Nigeria : la sanglante croisade de Boko Haram
Le 25 février, des terroristes ont tué 59 élèves dans le nord-est du pays. Jusqu’où ira la sanglante croisade de Boko Haram contre « l’éducation occidentale » ?
Critique à l’égard du gouvernement nigérian, Cheikh Mohamed Awwal Adam Albani l’était aussi à l’encontre de la secte islamiste Boko Haram, dont le nom signifie "l’éducation occidentale est un péché". Les prêches de ce théologien salafiste respecté circulaient largement dans le nord du Nigeria et au-delà. Pour lui, les musulmans devaient renforcer leur savoir religieux par un enseignement occidental. Il a été assassiné par des inconnus le 1er février dans sa ville de Zaria, à 150 km au sud de Kano. Trois semaines plus tard, un autre attentat a endeuillé le monde de l’éducation : le 25 février, des terroristes de Boko Haram se sont introduits dans le dortoir du collège fédéral de Buni Yadi, dans le nord-est du pays, et ont ouvert le feu sur des élèves assoupis. Bilan : 59 morts.

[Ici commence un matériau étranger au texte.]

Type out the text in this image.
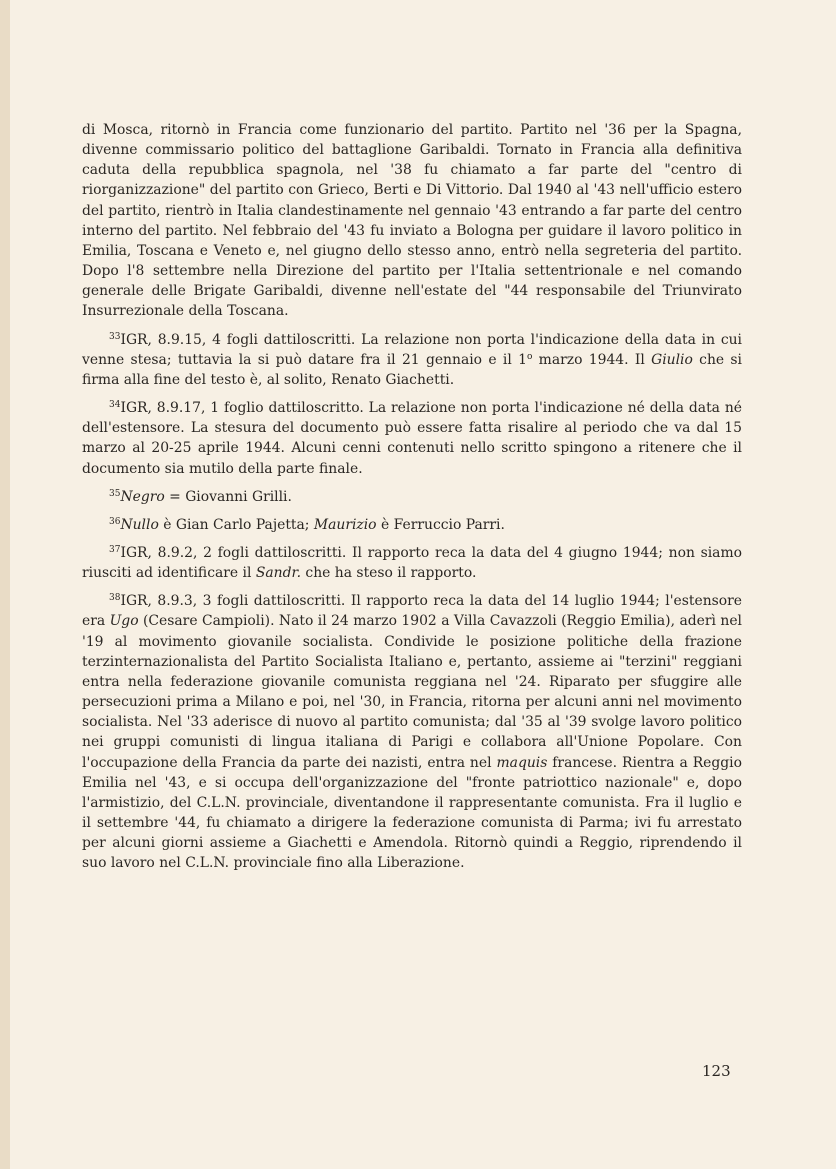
di Mosca, ritornò in Francia come funzionario del partito. Partito nel '36 per la Spagna, divenne commissario politico del battaglione Garibaldi. Tornato in Francia alla definitiva caduta della repubblica spagnola, nel '38 fu chiamato a far parte del "centro di riorganizzazione" del partito con Grieco, Berti e Di Vittorio. Dal 1940 al '43 nell'ufficio estero del partito, rientrò in Italia clandestinamente nel gennaio '43 entrando a far parte del centro interno del partito. Nel febbraio del '43 fu inviato a Bologna per guidare il lavoro politico in Emilia, Toscana e Veneto e, nel giugno dello stesso anno, entrò nella segreteria del partito. Dopo l'8 settembre nella Direzione del partito per l'Italia settentrionale e nel comando generale delle Brigate Garibaldi, divenne nell'estate del "44 responsabile del Triunvirato Insurrezionale della Toscana.

$^{33}$IGR, 8.9.15, 4 fogli dattiloscritti. La relazione non porta l'indicazione della data in cui venne stesa; tuttavia la si può datare fra il 21 gennaio e il 1$^o$ marzo 1944. Il Giulio che si firma alla fine del testo è, al solito, Renato Giachetti.

$^{34}$IGR, 8.9.17, 1 foglio dattiloscritto. La relazione non porta l'indicazione né della data né dell'estensore. La stesura del documento può essere fatta risalire al periodo che va dal 15 marzo al 20-25 aprile 1944. Alcuni cenni contenuti nello scritto spingono a ritenere che il documento sia mutilo della parte finale.

$^{35}$Negro = Giovanni Grilli.

$^{36}$Nullo è Gian Carlo Pajetta; Maurizio è Ferruccio Parri.

$^{37}$IGR, 8.9.2, 2 fogli dattiloscritti. Il rapporto reca la data del 4 giugno 1944; non siamo riusciti ad identificare il Sandr. che ha steso il rapporto.

$^{38}$IGR, 8.9.3, 3 fogli dattiloscritti. Il rapporto reca la data del 14 luglio 1944; l'estensore era Ugo (Cesare Campioli). Nato il 24 marzo 1902 a Villa Cavazzoli (Reggio Emilia), aderì nel '19 al movimento giovanile socialista. Condivide le posizione politiche della frazione terzinternazionalista del Partito Socialista Italiano e, pertanto, assieme ai "terzini" reggiani entra nella federazione giovanile comunista reggiana nel '24. Riparato per sfuggire alle persecuzioni prima a Milano e poi, nel '30, in Francia, ritorna per alcuni anni nel movimento socialista. Nel '33 aderisce di nuovo al partito comunista; dal '35 al '39 svolge lavoro politico nei gruppi comunisti di lingua italiana di Parigi e collabora all'Unione Popolare. Con l'occupazione della Francia da parte dei nazisti, entra nel maquis francese. Rientra a Reggio Emilia nel '43, e si occupa dell'organizzazione del "fronte patriottico nazionale" e, dopo l'armistizio, del C.L.N. provinciale, diventandone il rappresentante comunista. Fra il luglio e il settembre '44, fu chiamato a dirigere la federazione comunista di Parma; ivi fu arrestato per alcuni giorni assieme a Giachetti e Amendola. Ritornò quindi a Reggio, riprendendo il suo lavoro nel C.L.N. provinciale fino alla Liberazione.

123
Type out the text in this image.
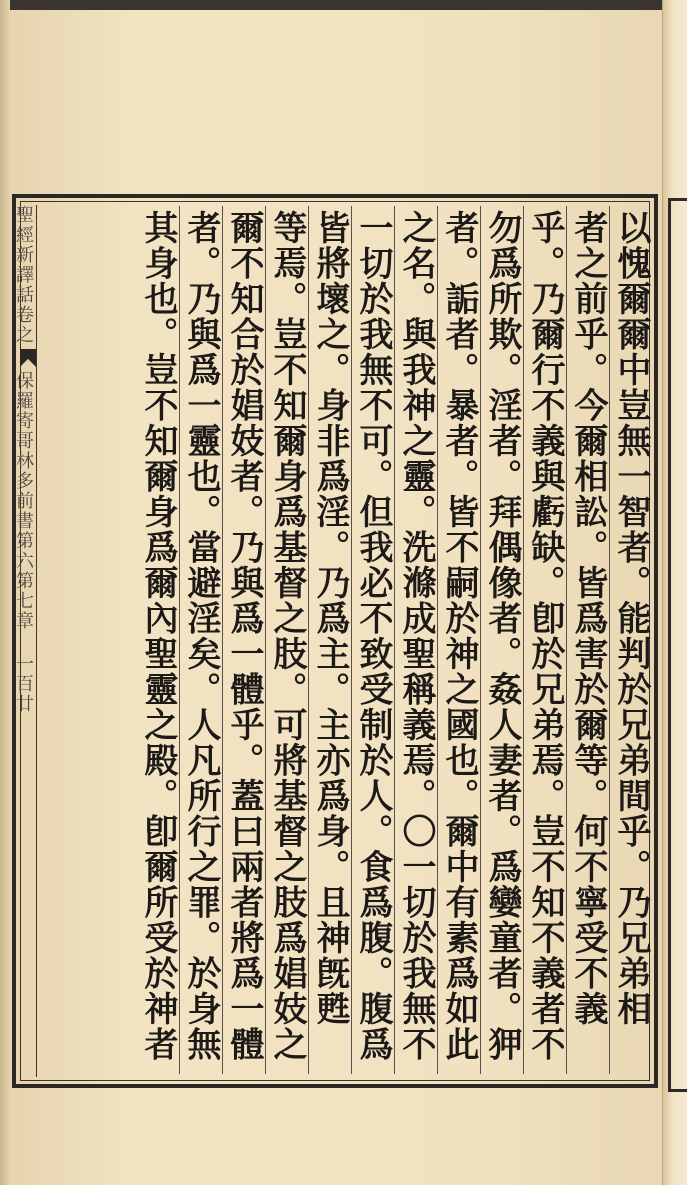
聖經新譯話卷之
保羅寄哥林多前書第六第七章 一百廿
以愧爾爾中豈無一智者。能判於兄弟間乎。乃兄弟相
者之前乎。今爾相訟。皆爲害於爾等。何不寧受不義
乎。乃爾行不義與虧缺。卽於兄弟焉。豈不知不義者不
勿爲所欺。淫者。拜偶像者。姦人妻者。爲孌童者。狎
者。詬者。暴者。皆不嗣於神之國也。爾中有素爲如此
之名。與我神之靈。洗滌成聖稱義焉。〇一切於我無不
一切於我無不可。但我必不致受制於人。食爲腹。腹爲
皆將壞之。身非爲淫。乃爲主。主亦爲身。且神旣甦
等焉。豈不知爾身爲基督之肢。可將基督之肢爲娼妓之
爾不知合於娼妓者。乃與爲一體乎。蓋曰兩者將爲一體
者。乃與爲一靈也。當避淫矣。人凡所行之罪。於身無
其身也。豈不知爾身爲爾內聖靈之殿。卽爾所受於神者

L’état d’urgence décrété en mai 2013 dans trois États, la formation de milices civiles locales, les bombardements aériens et les opérations répétées ont peut-être affaibli Boko Haram. Mais ils ont aussi renforcé sa violence dans le nord-est du pays. La charia y est déjà appliquée, mais la secte veut instaurer un État islamique fondé sur une interprétation encore plus radicale de la loi de Dieu. Tout en combattant l’armée, elle multiplie les attaques terroristes contre l’éducation, jugée coloniale, occidentale, impie. Écoles, enseignants et élèves sont des cibles faciles que la Joint Task Force, une force spéciale associant police et militaires, n’a pas réussi à protéger.
>> Lire aussi : 42 morts dans une attaque attribuée à Boko Haram
Des miliciens armés détruisent trois écoles
Les premiers attentats revendiqués par Boko Haram contre des établissements scolaires remontent à février 2012. Dans son fief de Maiduguri, où est officiellement née la secte dix ans plus tôt, des miliciens armés de bombes artisanales détruisent trois écoles. Le porte-parole d’alors, Abul Qaqa, justifie un modus operandi pensé pour ne pas "tuer des élèves innocents". Depuis, pourtant, des centaines d’entre eux ont été assassinés. Et dans une vidéo rendue publique en juillet 2013, Abubakar Shekau, le chef de Boko Haram, déclarait : "Les professeurs qui enseignent l’éducation occidentale ? Nous allons les tuer devant leurs étudiants."
Des sources officielles font état de 200 écoles brûlées l’an dernier par Boko Haram dans l’État de Yobe. Kashim Shettima, le gouverneur de l’État voisin de Borno, parle quant à lui de 825 salles de classe saccagées, détruites ou réduites en cendres, et de 15 000 élèves déscolarisés. Selon les statistiques officielles, 72 % des enfants de Borno ne sont jamais allés à l’école, contre 4 % à Abuja, la capitale fédérale. En s’attaquant à l’éducation des jeunes, Boko Haram, dont les exactions ont poussé des milliers de personnes à se réfugier dans les pays voisins, détruit le futur de toute une région engluée dans la guerre.